Ein europäischer Sicherheitsvertrag wird sicherheitspolitische Rechte und Pflichten der teilnehmenden Staaten im Detail regeln. Das wird von Beschaffung von Rüstungsmaterial, Ausbildung, und gemeinsamen Manövern (alles bereits teilweise eingeleitet) bis hin zur Ultima Ratio aller Verteidigung, der nuklearen Bewaffnung reichen. Dies erscheint im Moment noch schwer machbar, ist doch die französische Force de Frappe national ausgerichtet und das Nuklearbein des UK fest mit den USA verbunden. Aber die internationale Sicherheitsarchitektur ist im Moment so stark ins Rutschen geraten, dass auch das bislang Unmögliche machbar erscheint. 

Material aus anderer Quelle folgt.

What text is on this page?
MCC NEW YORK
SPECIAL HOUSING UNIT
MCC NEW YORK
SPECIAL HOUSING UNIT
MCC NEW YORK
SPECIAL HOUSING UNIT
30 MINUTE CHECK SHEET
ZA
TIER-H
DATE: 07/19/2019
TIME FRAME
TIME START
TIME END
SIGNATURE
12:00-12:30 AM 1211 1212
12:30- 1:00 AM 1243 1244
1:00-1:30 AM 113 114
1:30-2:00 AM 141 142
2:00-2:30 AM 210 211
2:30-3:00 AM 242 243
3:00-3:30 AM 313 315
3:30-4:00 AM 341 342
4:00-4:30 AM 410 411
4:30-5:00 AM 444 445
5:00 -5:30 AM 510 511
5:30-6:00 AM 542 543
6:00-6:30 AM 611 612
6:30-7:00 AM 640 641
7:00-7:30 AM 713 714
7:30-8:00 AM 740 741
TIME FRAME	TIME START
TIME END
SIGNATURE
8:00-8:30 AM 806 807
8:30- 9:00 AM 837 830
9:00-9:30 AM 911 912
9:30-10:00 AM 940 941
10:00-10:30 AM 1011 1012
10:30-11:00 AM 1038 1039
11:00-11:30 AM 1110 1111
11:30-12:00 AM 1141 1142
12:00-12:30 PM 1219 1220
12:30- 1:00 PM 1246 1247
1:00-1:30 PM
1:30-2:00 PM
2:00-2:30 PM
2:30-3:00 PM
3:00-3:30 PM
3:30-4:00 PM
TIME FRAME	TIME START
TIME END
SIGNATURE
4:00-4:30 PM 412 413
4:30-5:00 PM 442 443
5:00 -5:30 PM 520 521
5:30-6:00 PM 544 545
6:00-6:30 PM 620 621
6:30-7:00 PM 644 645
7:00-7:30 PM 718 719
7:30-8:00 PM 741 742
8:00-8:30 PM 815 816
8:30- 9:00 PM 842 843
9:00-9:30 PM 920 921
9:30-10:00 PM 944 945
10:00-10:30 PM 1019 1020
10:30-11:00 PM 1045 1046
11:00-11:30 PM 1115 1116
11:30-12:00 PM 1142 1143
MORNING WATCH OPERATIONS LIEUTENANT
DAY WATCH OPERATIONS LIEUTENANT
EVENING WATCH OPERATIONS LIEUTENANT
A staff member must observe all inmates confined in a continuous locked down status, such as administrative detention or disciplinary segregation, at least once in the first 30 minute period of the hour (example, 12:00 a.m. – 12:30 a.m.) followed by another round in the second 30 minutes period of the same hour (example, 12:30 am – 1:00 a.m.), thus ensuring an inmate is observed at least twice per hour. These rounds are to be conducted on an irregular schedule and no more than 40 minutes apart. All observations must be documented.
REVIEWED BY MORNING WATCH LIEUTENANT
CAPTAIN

Allein nicht verteidigungsfähig

Wie die höchsten schweizerischen Verantwortlichen bis hinauf zu unserem Verteidigungsminister betonen, ist die Schweiz allein nicht verteidigungsfähig. Sollte Putin zur Vorbereitung weiterer Aggression in Osteuropa beispielsweise zunächst die Energieversorgung Europas lahmlegen, wäre eine zentrale, gesamteuropäische Schaltstelle in der Schweiz einem ballistischen Angriff schutzlos ausgeliefert. Einem solchen Notfall kann nur durch europäische Verteidigungskoordination entgegengetreten werden. 

Dieser muss die Schweiz angeschlossen werden und das rasch. Ob in Form einer umfassenden Struktur oder mit einer regionalen Struktur, eingebettet in die gesamteuropäische Sicherheitsstruktur, ist offen. Der NZZ-Sicherheitsexperte Georg Häsler hat den interessanten Gedanken einer Alpenallianz ins Gespräch gebracht. Eine um die drei DACH Länder (Deutschland-Österreich-Schweiz) gebildete Koalition, welche das vielzitierte, sicherheitspolitische  «Loch im europäischen Doughnut» der zwei letzten Neutralen in Wien und Bern schliessen würde. 

Wichtig ist, dass dies rasch passiert. Die Inkraftsetzung der Bilateralen III und die Integration der Schweiz in eine europäische Sicherheitsstruktur müssen parallel laufen.